Comparison(s): Subjects treated with memantine over a period of 12 months, compared to subjects on placebo.
|Study Type :||Interventional (Clinical Trial)|
|Actual Enrollment :||60 participants|
|Intervention Model:||Parallel Assignment|
|Masking:||Double (Participant, Investigator)|
|Official Title:||Delaying the Progression of Driving Impairment in Individuals With Mild Alzheimer's Disease|
|Study Start Date :||July 2007|
|Actual Primary Completion Date :||October 2012|
|Actual Study Completion Date :||October 2012|
Placebo Comparator: Placebo
One tablet placebo morning and evening (BID) for 12 months
One tablet placebo morning and evening (BID) for 12 months
Active Comparator: Memantine
One tablet memantine (Namenda)10mg morning and evening (BID) for 12 months.
One tablet memantine (Namenda)10mg morning and evening (BID) for 12 months
Other Name: Namenda
- The Primary Outcome Measure is the Number of Subjects in Each Group Who Are Able to Pass the DriveABLE On-Road Test at Month 12 (Endpoint). [ Time Frame: Baseline and 12 months ]The DriveABLE On-Road Test utilizes a standardized road course and standardized scoring procedures designed to identify driving errors indicative of decline in competence scores. This road test takes approximately 30-45 minutes and covers a distance of approximately 9 miles.
- Fuld Object Memory Evaluation [ Time Frame: baseline and 12 months ]
Ten common objects in a bag were presented to determine whether the subject could identify objects by touch. The subject was not told that memory of this event would be tested. The subject names each object and then pulls it out of the bag to see if he is correct. After distracting the subject, by asking the patient to say words rapidly from a single category (rapid verbal retrieval), the subject is asked to recall the objects from the bag. The subject was then offered two more chances to learn and recall them (store and retrieve) by reminding the subject of omitted items after each recall, with rapid verbal retrieval preventing rehearsal before each recall opportunity.
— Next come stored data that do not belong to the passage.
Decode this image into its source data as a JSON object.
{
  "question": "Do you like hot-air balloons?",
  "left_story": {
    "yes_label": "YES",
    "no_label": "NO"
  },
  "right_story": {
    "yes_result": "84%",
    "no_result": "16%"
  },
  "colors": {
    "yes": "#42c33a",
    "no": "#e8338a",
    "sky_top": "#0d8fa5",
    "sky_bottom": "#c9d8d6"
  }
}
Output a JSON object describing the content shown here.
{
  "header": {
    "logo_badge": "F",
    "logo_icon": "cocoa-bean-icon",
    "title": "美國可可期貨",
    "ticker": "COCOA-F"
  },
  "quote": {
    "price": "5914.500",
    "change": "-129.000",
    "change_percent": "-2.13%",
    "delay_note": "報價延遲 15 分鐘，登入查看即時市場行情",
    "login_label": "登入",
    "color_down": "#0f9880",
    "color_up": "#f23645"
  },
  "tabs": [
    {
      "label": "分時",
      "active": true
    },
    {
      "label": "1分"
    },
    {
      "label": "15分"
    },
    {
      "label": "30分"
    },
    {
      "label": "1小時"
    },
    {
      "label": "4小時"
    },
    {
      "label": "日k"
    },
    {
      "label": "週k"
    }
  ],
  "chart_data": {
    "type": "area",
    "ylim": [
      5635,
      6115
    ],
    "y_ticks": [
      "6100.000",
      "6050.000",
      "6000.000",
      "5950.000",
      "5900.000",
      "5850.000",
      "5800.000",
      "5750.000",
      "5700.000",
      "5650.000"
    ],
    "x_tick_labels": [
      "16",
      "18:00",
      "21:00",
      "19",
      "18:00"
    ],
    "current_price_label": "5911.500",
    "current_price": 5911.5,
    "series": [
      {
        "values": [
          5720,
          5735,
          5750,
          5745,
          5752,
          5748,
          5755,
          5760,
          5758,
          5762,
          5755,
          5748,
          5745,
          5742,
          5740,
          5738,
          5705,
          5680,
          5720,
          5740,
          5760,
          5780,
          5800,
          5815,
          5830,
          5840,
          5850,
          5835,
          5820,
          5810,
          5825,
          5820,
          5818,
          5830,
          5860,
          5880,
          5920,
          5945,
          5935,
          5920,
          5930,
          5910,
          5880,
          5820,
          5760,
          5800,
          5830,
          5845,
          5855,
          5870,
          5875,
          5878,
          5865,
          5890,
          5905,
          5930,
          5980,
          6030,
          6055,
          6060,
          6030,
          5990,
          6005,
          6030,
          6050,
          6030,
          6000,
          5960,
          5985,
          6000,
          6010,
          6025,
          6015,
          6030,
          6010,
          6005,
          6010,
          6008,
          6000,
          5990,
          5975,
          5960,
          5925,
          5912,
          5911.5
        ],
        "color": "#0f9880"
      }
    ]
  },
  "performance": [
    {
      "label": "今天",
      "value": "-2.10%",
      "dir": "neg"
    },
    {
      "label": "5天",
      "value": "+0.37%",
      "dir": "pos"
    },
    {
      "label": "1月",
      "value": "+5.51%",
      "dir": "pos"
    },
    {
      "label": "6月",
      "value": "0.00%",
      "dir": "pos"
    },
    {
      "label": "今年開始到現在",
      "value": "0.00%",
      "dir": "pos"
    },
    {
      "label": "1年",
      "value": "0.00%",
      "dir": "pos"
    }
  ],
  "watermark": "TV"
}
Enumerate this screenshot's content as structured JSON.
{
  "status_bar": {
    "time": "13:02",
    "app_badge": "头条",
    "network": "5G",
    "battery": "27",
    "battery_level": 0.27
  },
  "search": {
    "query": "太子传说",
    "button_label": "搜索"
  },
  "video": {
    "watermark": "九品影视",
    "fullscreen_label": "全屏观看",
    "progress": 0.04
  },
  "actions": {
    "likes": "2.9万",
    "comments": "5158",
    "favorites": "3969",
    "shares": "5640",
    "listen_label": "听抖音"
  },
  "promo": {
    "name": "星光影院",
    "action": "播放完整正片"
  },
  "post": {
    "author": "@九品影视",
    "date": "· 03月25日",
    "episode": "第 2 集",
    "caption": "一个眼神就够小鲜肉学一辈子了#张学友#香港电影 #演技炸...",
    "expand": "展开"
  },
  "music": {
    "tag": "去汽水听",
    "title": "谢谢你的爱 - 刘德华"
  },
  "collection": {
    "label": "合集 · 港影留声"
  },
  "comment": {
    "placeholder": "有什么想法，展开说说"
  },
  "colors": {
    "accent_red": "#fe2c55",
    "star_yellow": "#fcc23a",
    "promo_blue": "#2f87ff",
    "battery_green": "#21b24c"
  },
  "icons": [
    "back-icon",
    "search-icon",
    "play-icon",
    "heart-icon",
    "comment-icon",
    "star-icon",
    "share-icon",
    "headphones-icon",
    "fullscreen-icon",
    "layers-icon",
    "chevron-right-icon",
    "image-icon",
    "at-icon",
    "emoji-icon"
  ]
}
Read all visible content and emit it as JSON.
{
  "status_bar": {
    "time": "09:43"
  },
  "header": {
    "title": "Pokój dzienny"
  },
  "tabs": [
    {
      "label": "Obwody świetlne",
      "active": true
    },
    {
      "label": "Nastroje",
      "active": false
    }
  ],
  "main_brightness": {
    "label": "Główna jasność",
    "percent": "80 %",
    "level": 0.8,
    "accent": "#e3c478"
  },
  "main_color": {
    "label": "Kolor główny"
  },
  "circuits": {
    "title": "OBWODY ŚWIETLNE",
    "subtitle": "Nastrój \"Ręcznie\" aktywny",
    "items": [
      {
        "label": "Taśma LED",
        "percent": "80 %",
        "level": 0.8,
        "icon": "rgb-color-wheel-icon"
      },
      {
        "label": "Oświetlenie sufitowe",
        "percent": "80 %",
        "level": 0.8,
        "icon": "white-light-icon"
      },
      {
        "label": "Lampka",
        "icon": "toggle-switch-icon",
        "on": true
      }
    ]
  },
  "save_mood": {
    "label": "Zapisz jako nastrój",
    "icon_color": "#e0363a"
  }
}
Retrieval scores were summed over the three trials with the range of possible scores being 0-30. Lower scores indicate more severe impairment.
- Rey Complex Figure Test [ Time Frame: baseline and 12 months ]This is a measure of visual-spatial and constructional ability as well as higher order cognitive processes including planning, organizing, and problem solving. Subjects are asked to copy a complicated drawing. 18 elements are scored from 0-2 depending on accuracy/distortion and location of the reproduction. The maximum score is 36 points. Lower scores indicate more severe impairment
- Trail Making Test - Part A [ Time Frame: baseline and 12 months ]A simple test of visual tracking. The score is the time in seconds required to complete. Higher scores indicate lower functioning.
- Trail Making Test - Part B [ Time Frame: baseline and 12 months ]This tests cognitive flexibility and set-shifting. It is considered to be a test of executive functioning and has been shown to correlate with on-road driving ability. The score is the time in seconds required to complete each part. Higher scores indicate decreased functioning.
- Mini Mental Status Exam [ Time Frame: baseline and 12 months ]Scores range from 0-30 with lower scores indicating decreased functioning.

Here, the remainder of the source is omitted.